Да, на дороге стало гораздо оживленнее, и очки фрейлейн Линденмейер сидели больше у нее на лбу, чем на носу. Она чаще опускала вязанье и не могла внимательно читать из-за оживления на шоссе, но говорила об этом со смехом. Лесное уединение хорошо, небо прекрасно – иначе поэты не воспевали бы его так единодушно, но, право, когда за целый день не проедет даже самый простой воз, не говоря уже о веселых разносчиках или молочницах из деревни, становится скучновато.

Первыми приехали из Герольдгофа три маленьких принца со свитой и прислугой; вероятно, им очень нравилась дорога к Совиному дому, потому что они ежедневно на ней появлялись. Великое удовольствие доставляли они фрейлейн Линденмейер, проезжая на красивых пони. Так же хорош был экипаж Нейгаузов, его можно было рассмотреть в подробностях, потому что он всегда ехал очень медленно; в нем обыкновенно сидела фрау фон Берг и держала на коленях маленькую жалкую дочурку принцессы Екатерины, а барон сам правил лошадьми.

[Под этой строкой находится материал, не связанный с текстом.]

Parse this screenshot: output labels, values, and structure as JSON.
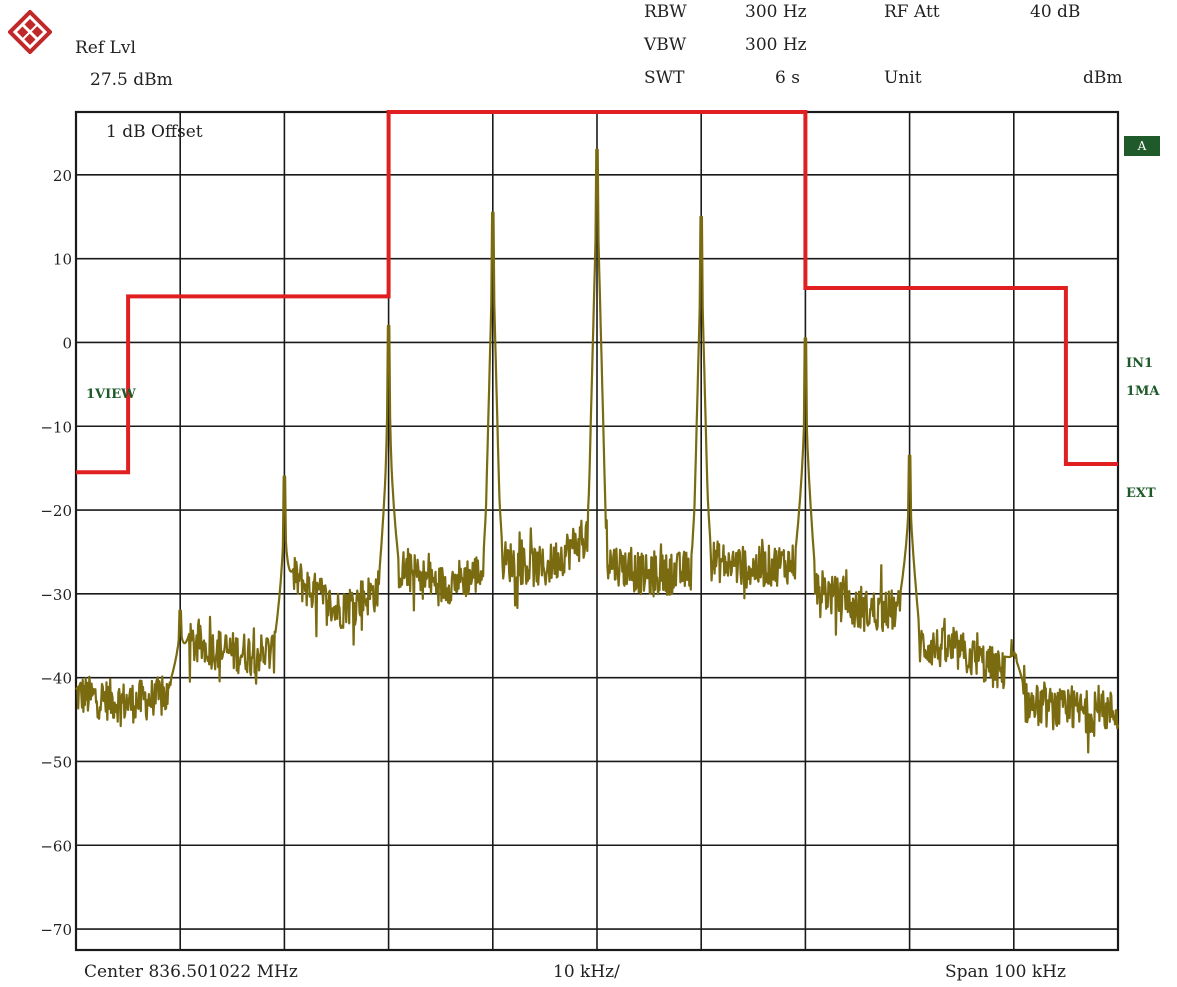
{
  "header": {
    "ref_label": "Ref Lvl",
    "ref_value": "27.5 dBm",
    "rbw_label": "RBW",
    "rbw_value": "300 Hz",
    "vbw_label": "VBW",
    "vbw_value": "300 Hz",
    "swt_label": "SWT",
    "swt_value": "6 s",
    "rfatt_label": "RF Att",
    "rfatt_value": "40 dB",
    "unit_label": "Unit",
    "unit_value": "dBm"
  },
  "annotations": {
    "offset": "1 dB Offset",
    "trace": "A",
    "view": "1VIEW",
    "in1": "IN1",
    "ma": "1MA",
    "ext": "EXT"
  },
  "footer": {
    "center": "Center 836.501022 MHz",
    "per_div": "10 kHz/",
    "span": "Span 100 kHz"
  },
  "colors": {
    "grid": "#1a1a1a",
    "limit_line": "#e02020",
    "trace": "#7a6a10",
    "label_green": "#1f5a2a"
  },
  "chart_data": {
    "type": "line",
    "x_unit": "kHz offset from center",
    "xlim": [
      -50,
      50
    ],
    "ylim": [
      -72.5,
      27.5
    ],
    "yticks": [
      20,
      10,
      0,
      -10,
      -20,
      -30,
      -40,
      -50,
      -60,
      -70
    ],
    "grid": true,
    "limit_line": {
      "x": [
        -50,
        -45,
        -45,
        -20,
        -20,
        20,
        20,
        45,
        45,
        50
      ],
      "y": [
        -15.5,
        -15.5,
        5.5,
        5.5,
        27.5,
        27.5,
        6.5,
        6.5,
        -14.5,
        -14.5
      ]
    },
    "peaks": [
      {
        "x": -40,
        "y": -32
      },
      {
        "x": -30,
        "y": -16
      },
      {
        "x": -20,
        "y": 2
      },
      {
        "x": -10,
        "y": 15.5
      },
      {
        "x": 0,
        "y": 23
      },
      {
        "x": 10,
        "y": 15
      },
      {
        "x": 20,
        "y": 0.5
      },
      {
        "x": 30,
        "y": -13.5
      },
      {
        "x": 40,
        "y": -37
      }
    ],
    "floor": [
      {
        "x": -50,
        "y": -42
      },
      {
        "x": -45,
        "y": -43
      },
      {
        "x": -40,
        "y": -42
      },
      {
        "x": -39,
        "y": -36
      },
      {
        "x": -35,
        "y": -37
      },
      {
        "x": -30,
        "y": -37
      },
      {
        "x": -29,
        "y": -28
      },
      {
        "x": -25,
        "y": -32
      },
      {
        "x": -20,
        "y": -29
      },
      {
        "x": -19,
        "y": -27
      },
      {
        "x": -15,
        "y": -29
      },
      {
        "x": -10,
        "y": -27
      },
      {
        "x": -9,
        "y": -26
      },
      {
        "x": -5,
        "y": -27
      },
      {
        "x": 0,
        "y": -22
      },
      {
        "x": 1,
        "y": -26
      },
      {
        "x": 5,
        "y": -28
      },
      {
        "x": 10,
        "y": -27
      },
      {
        "x": 11,
        "y": -26
      },
      {
        "x": 15,
        "y": -27
      },
      {
        "x": 20,
        "y": -26
      },
      {
        "x": 21,
        "y": -29
      },
      {
        "x": 25,
        "y": -32
      },
      {
        "x": 30,
        "y": -32
      },
      {
        "x": 31,
        "y": -36
      },
      {
        "x": 35,
        "y": -37
      },
      {
        "x": 40,
        "y": -40
      },
      {
        "x": 41,
        "y": -43
      },
      {
        "x": 45,
        "y": -44
      },
      {
        "x": 50,
        "y": -44
      }
    ]
  }
}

Гейнеман, напротив, как только показывался экипаж, всегда особенно усердно начинал заниматься своими розами; он старался не слышать и не видеть его, поворачиваясь спиной к шоссе: эта полная женщина так важничала, сидя в роскошной коляске, как будто сама была герцогиней, и потому он ее терпеть не мог. Старик сам видел, как она однажды, заметив его барышню, стоявшую у перил в белом воскресном платье и прекрасную как ангел, отвернулась так быстро, словно ей в лицо прыгнула ядовитая жаба. Проезжая мимо, она насмешливо рассматривала в лорнет Совиный дом и так высокомерно оглядела с головы до ног его самого, старого Гейнемана, как будто он обязан был поклониться ей самым покорным образом.

Ну, ей пришлось бы долго ждать этого.

Совершенно другое дело, когда на своем прекрасном Фуксе проезжал мимо барон Нейгауз. Тогда безжалостно срезалась самая прекрасная роза и подавалась через забор всаднику, который продевал ее в петличку. Гейнеман откровенно сознавался, что не понимает, что с ним стало, – как ни старался, он не мог по-прежнему враждебно относиться к Нейгаузу и с удовольствием смотрел в его повелительные, огненные глаза, когда тот, сидя на лошади, разговаривал с ним через забор.